Loading methods¶

Methods are provided to list and load datasets and metrics.

Datasets¶

datasets.list_datasets(with_community_datasets=True, with_details=False)[source]¶

List all the datasets scripts available on HuggingFace AWS bucket.

Parameters
  • with_community_datasets (bool, optional, default True) – Include the community provided datasets.

  • with_details (bool, optional, default False) – Return the full details on the datasets instead of only the short name.

datasets.load_dataset(path: str, name: Optional[str] = None, data_dir: Optional[str] = None, data_files: Union[Dict, List] = None, split: Optional[Union[str, datasets.splits.Split]] = None, cache_dir: Optional[str] = None, features: Optional[datasets.features.Features] = None, download_config: Optional[datasets.utils.file_utils.DownloadConfig] = None, download_mode: Optional[datasets.utils.download_manager.GenerateMode] = None, ignore_verifications: bool = False, keep_in_memory: Optional[bool] = None, save_infos: bool = False, script_version: Optional[Union[str, datasets.utils.version.Version]] = None, use_auth_token: Optional[Union[bool, str]] = None, **config_kwargs) → Union[datasets.dataset_dict.DatasetDict, datasets.arrow_dataset.Dataset][source]¶

Load a dataset.

This method does the following under the hood:

  1. Download and import in the library the dataset loading script from path if it’s not already cached inside the library.

    Processing scripts are small python scripts that define the citation, info and format of the dataset, contain the URL to the original data files and the code to load examples from the original data files.

    You can find some of the scripts here: https://github.com/huggingface/datasets/datasets and easily upload yours to share them using the CLI huggingface-cli. You can find the complete list of datasets in the Datasets Hub at https://huggingface.co/datasets

  2. Run the dataset loading script which will:

    • Download the dataset file from the original URL (see the script) if it’s not already downloaded and cached.

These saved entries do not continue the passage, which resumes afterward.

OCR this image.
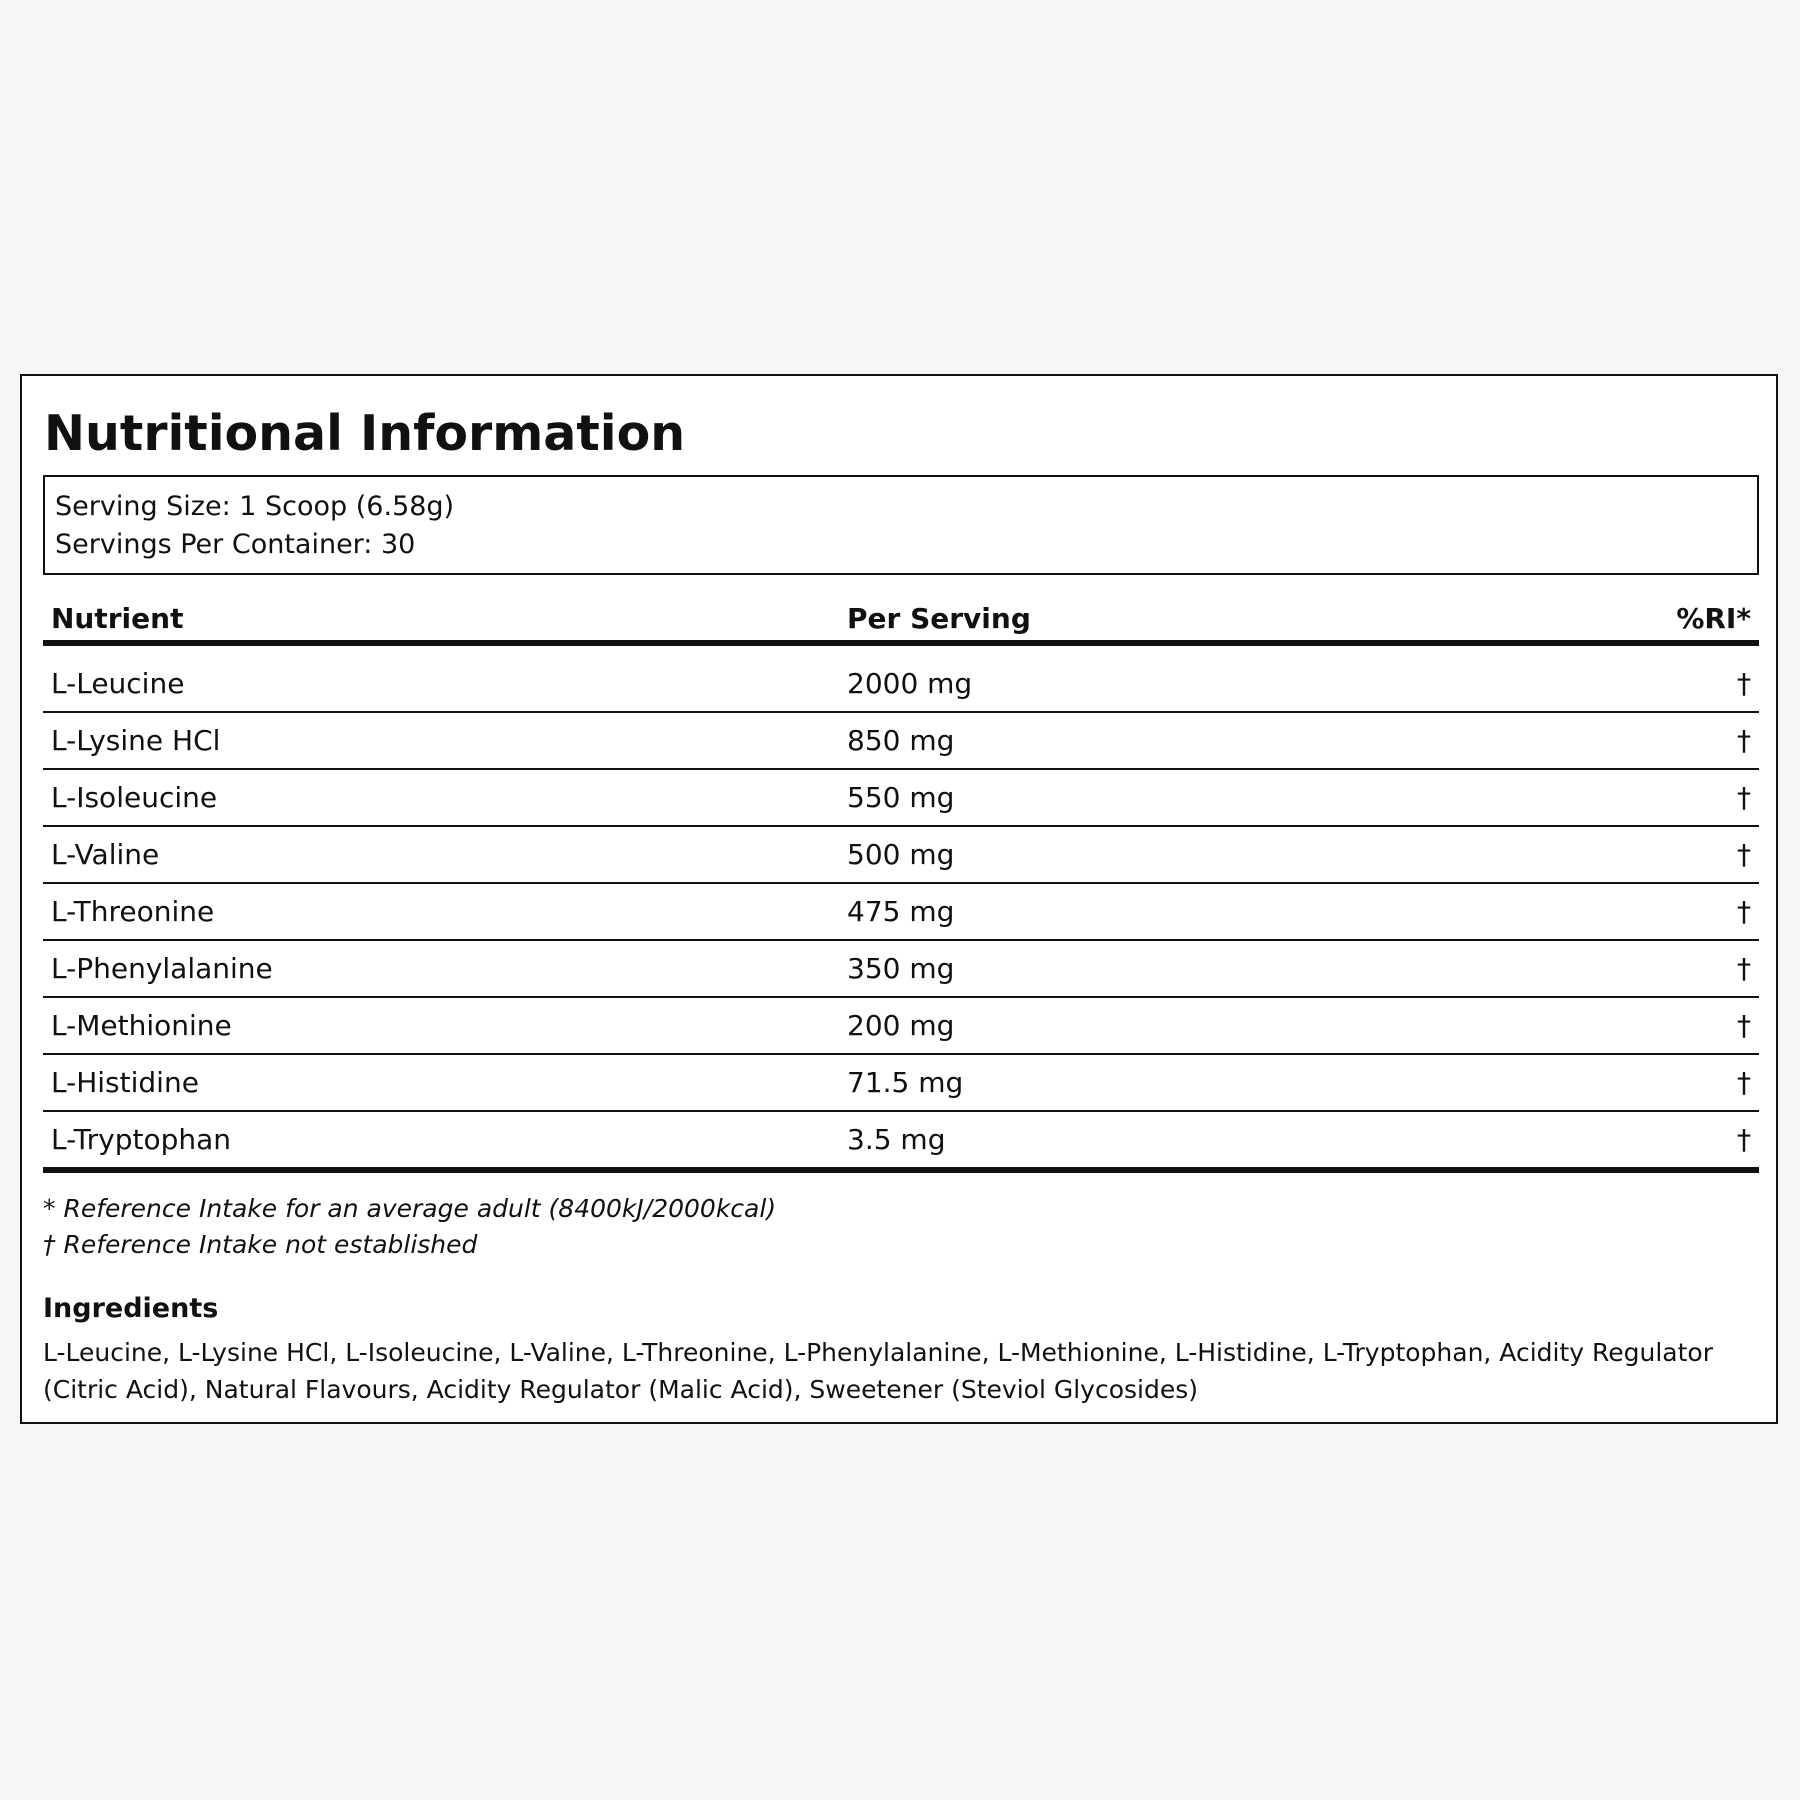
Nutritional Information
Serving Size: 1 Scoop (6.58g)
Servings Per Container: 30
Nutrient	Per Serving	%RI*
L-Leucine	2000 mg	†
L-Lysine HCl	850 mg	†
L-Isoleucine	550 mg	†
L-Valine	500 mg	†
L-Threonine	475 mg	†
L-Phenylalanine	350 mg	†
L-Methionine	200 mg	†
L-Histidine	71.5 mg	†
L-Tryptophan	3.5 mg	†
* Reference Intake for an average adult (8400kJ/2000kcal)
† Reference Intake not established
Ingredients

L-Leucine, L-Lysine HCl, L-Isoleucine, L-Valine, L-Threonine, L-Phenylalanine, L-Methionine, L-Histidine, L-Tryptophan, Acidity Regulator (Citric Acid), Natural Flavours, Acidity Regulator (Malic Acid), Sweetener (Steviol Glycosides)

    • Process and cache the dataset in typed Arrow tables for caching.

      Arrow table are arbitrarily long, typed tables which can store nested objects and be mapped to numpy/pandas/python standard types. They can be directly access from drive, loaded in RAM or even streamed over the web.

  3. Return a dataset built from the requested splits in split (default: all).

Parameters
  • path (str) –

    Path to the dataset processing script with the dataset builder. Can be either:

    • a local path to processing script or the directory containing the script (if the script has the same name as the directory), e.g. './dataset/squad' or './dataset/squad/squad.py'.

    • a dataset identifier in the HuggingFace Datasets Hub (list all available datasets and ids with datasets.list_datasets()) e.g. 'squad', 'glue' or 'openai/webtext'.

  • name (str, optional) – Defining the name of the dataset configuration.

  • data_files (str, optional) – Defining the data_files of the dataset configuration.

  • data_dir (str, optional) – Defining the data_dir of the dataset configuration.

  • split (Split or str) – Which split of the data to load. If None, will return a dict with all splits (typically datasets.Split.TRAIN and datasets.Split.TEST). If given, will return a single Dataset. Splits can be combined and specified like in tensorflow-datasets.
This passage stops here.